В том же письме, не надеясь, видимо, на поэтические иносказания, Лермонтов делает и еще одно признание, причем по-русски: дабы при переводе не утратился ни единый оттенок смысла: «…Тайное сознание, что я кончу жизнь ничтожным человеком, меня мучит». («Ничтожный» в данном контексте – обыкновенный.)
Путь из ничтожества был известен. День ото дня мужавший «деятельный гений», подхлестываемый нетерпением сердца, возбуждаемый не прекращающейся ни на минуту работой ума, требовал «пищи», то есть событий, действий, движения, перемен, напряжения душевных сил, страстей и сильных положений – словом, всего того, чего московская жизнь ему дать не могла. Нежно любимая Москва обрекала на вдохновения кабинетного свойства. Кабинетный способ постижения жизни Лермонтова не устраивал так же, как «теоретические устремления», разлученные с действительностью. В системе его мышления имели цену лишь те идеи, что были рождены страстью: «страсти не что иное, как идеи при первом своем развитии». Надо было срочно менять судьбу или, как он скажет несколько позднее, в романе «Княгиня Лиговская», «дать новое направление своей жизни».
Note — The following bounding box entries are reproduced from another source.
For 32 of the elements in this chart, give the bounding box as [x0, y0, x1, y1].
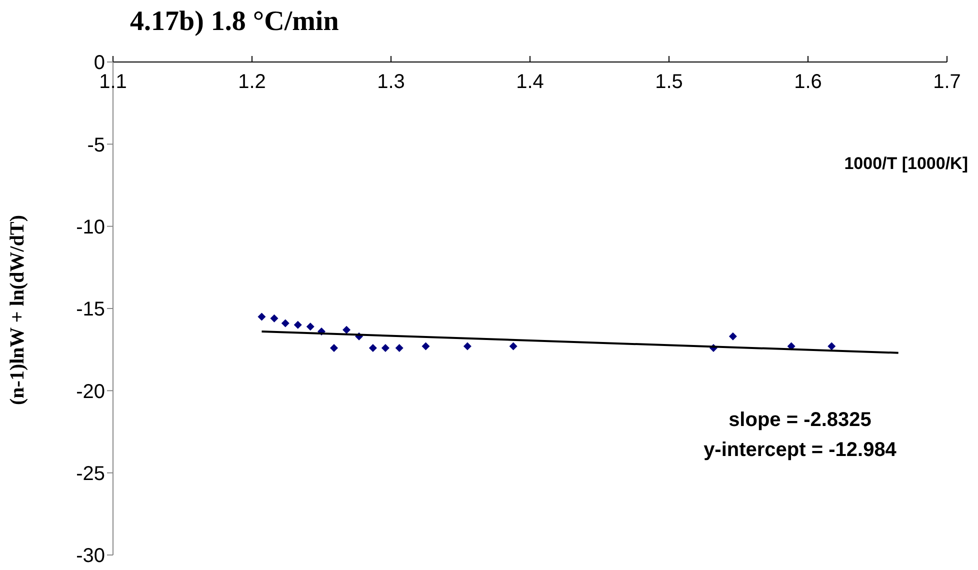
point: [395, 344, 404, 352]
point: [294, 320, 302, 329]
x-tick-label: 1.5: [655, 71, 683, 93]
x-tick-label: 1.4: [516, 71, 544, 93]
point: [306, 322, 314, 331]
y-tick-label: -20: [76, 380, 105, 403]
annotation: slope = -2.8325: [728, 408, 872, 433]
point: [422, 342, 430, 350]
chart-title: 4.17b) 1.8 °C/min: [130, 6, 339, 38]
point: [368, 344, 377, 352]
point: [281, 319, 290, 328]
y-tick-label: -15: [76, 298, 105, 321]
point: [728, 332, 737, 340]
point: [270, 314, 278, 322]
point: [342, 326, 351, 334]
y-tick-label: -10: [76, 216, 105, 238]
x-tick-label: 1.6: [794, 71, 822, 93]
y-tick-label: -30: [76, 545, 105, 568]
annotation: y-intercept = -12.984: [702, 438, 898, 463]
x-tick-label: 1.2: [238, 71, 266, 93]
y-tick-label: -5: [87, 134, 105, 156]
y-axis-title: (n-1)lnW + ln(dW/dT): [6, 215, 30, 405]
x-axis-title: 1000/T [1000/K]: [844, 154, 968, 174]
point: [381, 344, 390, 352]
point: [828, 342, 836, 350]
x-tick-label: 1.3: [377, 71, 405, 93]
point: [258, 312, 266, 321]
point: [330, 344, 338, 352]
x-tick-label: 1.7: [933, 71, 961, 93]
point: [463, 342, 472, 350]
point: [509, 342, 518, 350]
y-tick-label: -25: [76, 462, 105, 485]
О внутреннем состоянии Лермонтова перед этим решительным шагом мы можем судить еще и по явно автобиографическому фрагменту из «Вадима»: «Его душа еще не жила по-настоящему, но собирала все свои силы, чтобы переполнить жизнь и прежде времени вырваться в вечность…»
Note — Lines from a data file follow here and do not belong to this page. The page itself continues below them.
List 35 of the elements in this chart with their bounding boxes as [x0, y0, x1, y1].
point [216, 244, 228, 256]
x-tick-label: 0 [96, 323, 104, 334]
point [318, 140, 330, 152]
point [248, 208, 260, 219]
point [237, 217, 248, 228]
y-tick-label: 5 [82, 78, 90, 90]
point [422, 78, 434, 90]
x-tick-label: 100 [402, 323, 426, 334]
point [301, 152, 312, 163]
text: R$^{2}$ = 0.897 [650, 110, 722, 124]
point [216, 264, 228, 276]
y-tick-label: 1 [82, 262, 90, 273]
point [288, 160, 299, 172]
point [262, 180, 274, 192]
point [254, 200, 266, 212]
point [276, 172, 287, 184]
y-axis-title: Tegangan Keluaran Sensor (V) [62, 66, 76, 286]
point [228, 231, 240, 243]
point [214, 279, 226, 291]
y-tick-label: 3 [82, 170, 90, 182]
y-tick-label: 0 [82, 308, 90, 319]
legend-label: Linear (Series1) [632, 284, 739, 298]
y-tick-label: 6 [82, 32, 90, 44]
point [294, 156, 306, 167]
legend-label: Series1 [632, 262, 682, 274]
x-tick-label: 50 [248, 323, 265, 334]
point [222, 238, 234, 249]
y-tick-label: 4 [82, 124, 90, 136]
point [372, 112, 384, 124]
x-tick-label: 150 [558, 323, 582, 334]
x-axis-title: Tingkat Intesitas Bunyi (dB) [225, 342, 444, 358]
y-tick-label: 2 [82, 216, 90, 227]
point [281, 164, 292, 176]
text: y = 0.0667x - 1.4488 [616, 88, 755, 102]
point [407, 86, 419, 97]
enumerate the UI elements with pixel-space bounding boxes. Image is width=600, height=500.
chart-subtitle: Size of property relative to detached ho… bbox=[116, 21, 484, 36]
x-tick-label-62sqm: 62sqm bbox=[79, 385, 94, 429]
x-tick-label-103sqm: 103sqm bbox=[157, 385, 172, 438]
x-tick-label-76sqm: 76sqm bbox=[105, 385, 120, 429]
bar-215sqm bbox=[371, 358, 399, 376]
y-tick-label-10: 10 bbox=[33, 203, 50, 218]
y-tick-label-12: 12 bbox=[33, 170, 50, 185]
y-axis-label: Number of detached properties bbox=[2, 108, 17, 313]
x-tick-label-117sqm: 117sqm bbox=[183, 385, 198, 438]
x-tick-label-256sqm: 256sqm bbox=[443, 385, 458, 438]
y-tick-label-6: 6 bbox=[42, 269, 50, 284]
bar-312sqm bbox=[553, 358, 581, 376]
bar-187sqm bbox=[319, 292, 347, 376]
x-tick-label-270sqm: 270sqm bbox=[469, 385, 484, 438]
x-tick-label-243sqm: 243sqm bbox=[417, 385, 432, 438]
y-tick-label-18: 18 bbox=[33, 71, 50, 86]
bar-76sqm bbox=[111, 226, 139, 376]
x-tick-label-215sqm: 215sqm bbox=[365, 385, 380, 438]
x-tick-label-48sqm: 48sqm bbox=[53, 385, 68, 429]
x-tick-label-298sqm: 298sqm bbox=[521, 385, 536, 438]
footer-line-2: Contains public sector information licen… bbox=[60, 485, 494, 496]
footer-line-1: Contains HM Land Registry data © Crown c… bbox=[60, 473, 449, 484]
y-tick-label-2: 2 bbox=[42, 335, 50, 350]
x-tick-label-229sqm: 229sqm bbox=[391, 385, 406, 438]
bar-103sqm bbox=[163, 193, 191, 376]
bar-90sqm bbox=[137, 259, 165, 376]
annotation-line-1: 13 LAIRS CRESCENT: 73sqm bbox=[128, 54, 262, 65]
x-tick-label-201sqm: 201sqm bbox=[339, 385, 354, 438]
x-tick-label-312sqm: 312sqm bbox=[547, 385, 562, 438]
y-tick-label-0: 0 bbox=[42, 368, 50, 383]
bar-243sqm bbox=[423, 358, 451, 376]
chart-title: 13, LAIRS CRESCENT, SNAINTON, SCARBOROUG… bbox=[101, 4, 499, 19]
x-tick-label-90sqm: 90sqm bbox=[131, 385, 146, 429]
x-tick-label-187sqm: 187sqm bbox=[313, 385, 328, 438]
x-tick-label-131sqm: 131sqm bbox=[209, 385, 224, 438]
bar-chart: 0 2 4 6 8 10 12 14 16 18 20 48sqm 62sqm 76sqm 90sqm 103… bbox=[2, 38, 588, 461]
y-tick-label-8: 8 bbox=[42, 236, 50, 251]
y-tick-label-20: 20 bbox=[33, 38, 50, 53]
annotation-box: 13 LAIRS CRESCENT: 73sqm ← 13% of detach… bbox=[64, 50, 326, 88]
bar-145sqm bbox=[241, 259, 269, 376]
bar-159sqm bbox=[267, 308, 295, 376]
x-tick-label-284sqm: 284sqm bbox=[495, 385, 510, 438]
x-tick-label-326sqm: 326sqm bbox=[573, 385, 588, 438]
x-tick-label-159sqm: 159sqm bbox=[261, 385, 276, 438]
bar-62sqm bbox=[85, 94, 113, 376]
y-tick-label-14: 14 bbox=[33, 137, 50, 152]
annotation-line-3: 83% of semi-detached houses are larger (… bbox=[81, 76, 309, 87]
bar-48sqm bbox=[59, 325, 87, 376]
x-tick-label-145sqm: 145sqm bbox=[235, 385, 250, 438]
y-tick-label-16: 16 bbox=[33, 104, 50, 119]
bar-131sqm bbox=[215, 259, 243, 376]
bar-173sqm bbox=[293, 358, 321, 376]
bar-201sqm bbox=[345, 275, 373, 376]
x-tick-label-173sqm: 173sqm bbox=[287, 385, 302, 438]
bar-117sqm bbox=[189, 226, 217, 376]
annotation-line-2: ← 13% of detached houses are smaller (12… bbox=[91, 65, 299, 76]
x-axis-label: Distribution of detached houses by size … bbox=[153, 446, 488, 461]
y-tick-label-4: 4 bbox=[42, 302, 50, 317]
В альбоме «кавказской» племянницы госпожи Арсеньевой Марии Хастатовой-Шан-Гирей сохранилась запись, сделанная рукою Марии Михайловны Лермонтовой: «Любить – вся моя наука». Редкостный этот дар – любить сильно, пламенно и нежно – мать передала сыну. И тем не менее занять всего себя – и ум, и сердце, и мышление – только одной этой наукой Лермонтов никогда не умел: «демон поэзии» властно выталкивал его из домашнего круга в действительную жизнь, чтобы там, в самой гуще «существенности», он нашел средства выполнить свою писательскую миссию: постигнуть «теченье века».
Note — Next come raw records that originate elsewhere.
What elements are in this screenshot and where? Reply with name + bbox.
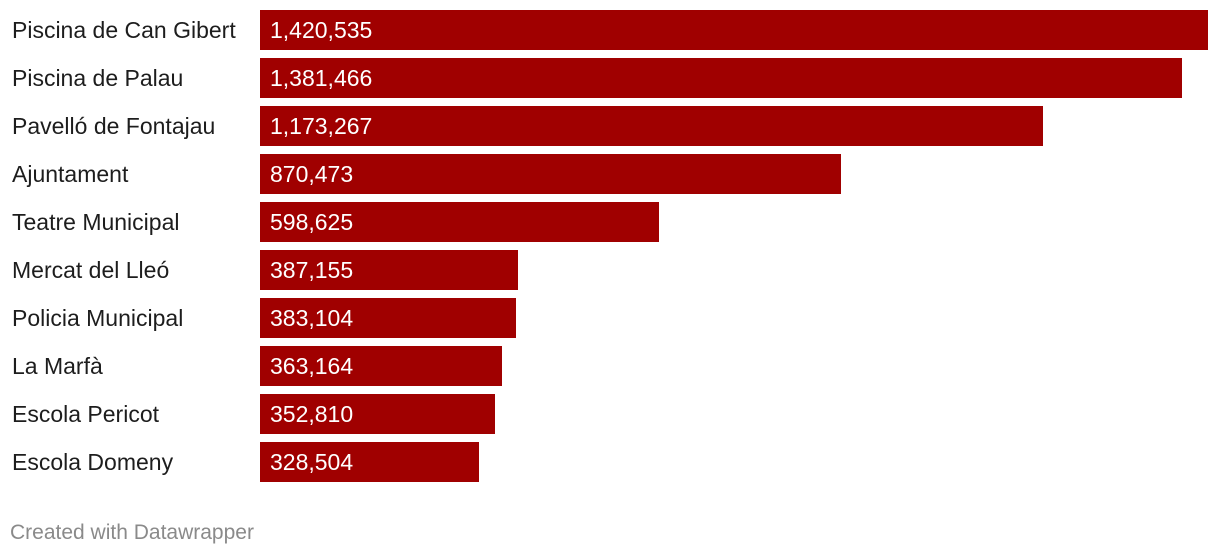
bar-row: Piscina de Palau 1,381,466 (0, 58, 1220, 98)
bar (260, 298, 516, 338)
bar-value-label: 870,473 (270, 161, 354, 187)
category-label: Piscina de Can Gibert (12, 17, 236, 43)
bar-row: Piscina de Can Gibert 1,420,535 (0, 10, 1220, 50)
bar-row: Mercat del Lleó 387,155 (0, 250, 1220, 290)
bar-value-label: 1,420,535 (270, 17, 373, 43)
bar (260, 106, 1043, 146)
bar (260, 202, 659, 242)
category-label: La Marfà (12, 353, 103, 379)
category-label: Policia Municipal (12, 305, 184, 331)
bar-chart: Piscina de Can Gibert 1,420,535 Piscina de… (0, 10, 1220, 482)
bar-row: Escola Domeny 328,504 (0, 442, 1220, 482)
category-label: Ajuntament (12, 161, 129, 187)
bar (260, 442, 479, 482)
bar-value-label: 352,810 (270, 401, 354, 427)
bar-row: La Marfà 363,164 (0, 346, 1220, 386)
datawrapper-credit[interactable]: Created with Datawrapper (10, 521, 254, 544)
bar (260, 394, 495, 434)
bar-row: Escola Pericot 352,810 (0, 394, 1220, 434)
category-label: Pavelló de Fontajau (12, 113, 216, 139)
bar (260, 58, 1182, 98)
bar (260, 154, 841, 194)
bar-row: Pavelló de Fontajau 1,173,267 (0, 106, 1220, 146)
bar-value-label: 328,504 (270, 449, 354, 475)
bar-row: Policia Municipal 383,104 (0, 298, 1220, 338)
category-label: Escola Domeny (12, 449, 174, 475)
category-label: Teatre Municipal (12, 209, 180, 235)
category-label: Piscina de Palau (12, 65, 184, 91)
bar-value-label: 387,155 (270, 257, 354, 283)
bar-value-label: 363,164 (270, 353, 354, 379)
bar-row: Teatre Municipal 598,625 (0, 202, 1220, 242)
bar-value-label: 598,625 (270, 209, 354, 235)
category-label: Escola Pericot (12, 401, 160, 427)
bar (260, 346, 502, 386)
bar-value-label: 1,173,267 (270, 113, 373, 139)
bar-value-label: 1,381,466 (270, 65, 373, 91)
bar (260, 250, 518, 290)
bar-value-label: 383,104 (270, 305, 354, 331)
bar-row: Ajuntament 870,473 (0, 154, 1220, 194)
category-label: Mercat del Lleó (12, 257, 170, 283)
bar (260, 10, 1208, 50)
А век тек, и время выходило из берегов, и прорывало устроенные долгим общежитием плотины, и сокрушало в неожиданных водоворотах, в пучинах и омутах все, что могло смыть…
Глава четырнадцатая
Итак, в начале августа 1832 года Лермонтов уже в Петербурге. Со свойственной ему обстоятельностью он тут же начинает изучать новый для него город. «Рассматривает по частям», как когда-то в отрочестве Москву. Воспетая Пушкиным «однообразная красивость» не тронула убежденного москвича, а порядок, каковым бахвалились столичные жители, привел в уныние. В московской «неудобной несуразности» была поэзия, в петербургской правильной стройности он ее не находил.
Порядок был действительно отличительной приметой, я бы даже сказала, идеей Северной Пальмиры. В воскресные дни до окончания обедни под страхом сурового наказания и трактиры, и питейные дома, и погребки – словом, все торговые точки, продающие спиртные напитки, закрыты; по воскресеньям же (какая разница с Москвой!) строжайше запрещены даже и уличные представления, а также поющие, танцующие и «заводящие игрища». Для гуляний и публичных сборищ отведены особые места, где высочайше дозволено иметь палатки для продажи чая, кофе и прочих безалкогольных напитков; уличенные в подпольной продаже или потреблении алкогольных напитков немедленно доставлялись в полицейские участки. А на гуляньях и в самом деле гуляли, то есть чинно и неторопливо ходили, иногда под сопровождение оргáнов, то есть шарманок.
Впрочем, и это скромное нарушение тишины разрешалось лишь днем, до пробития вечерней зори.
Не менее строго, чем пьющие, наказывались курящие: курить в городе сигары запрещалось – и при прогулках пешком, и при проезде в собственном экипаже. И это в то время, когда курение стало модным даже среди светских женщин! «Лучше балов беседы в пять-шесть человек у камина с сигарой во рту и сердцем наружу» (из письма А.О.Смирновой-Россет Е.П.Ростопчиной).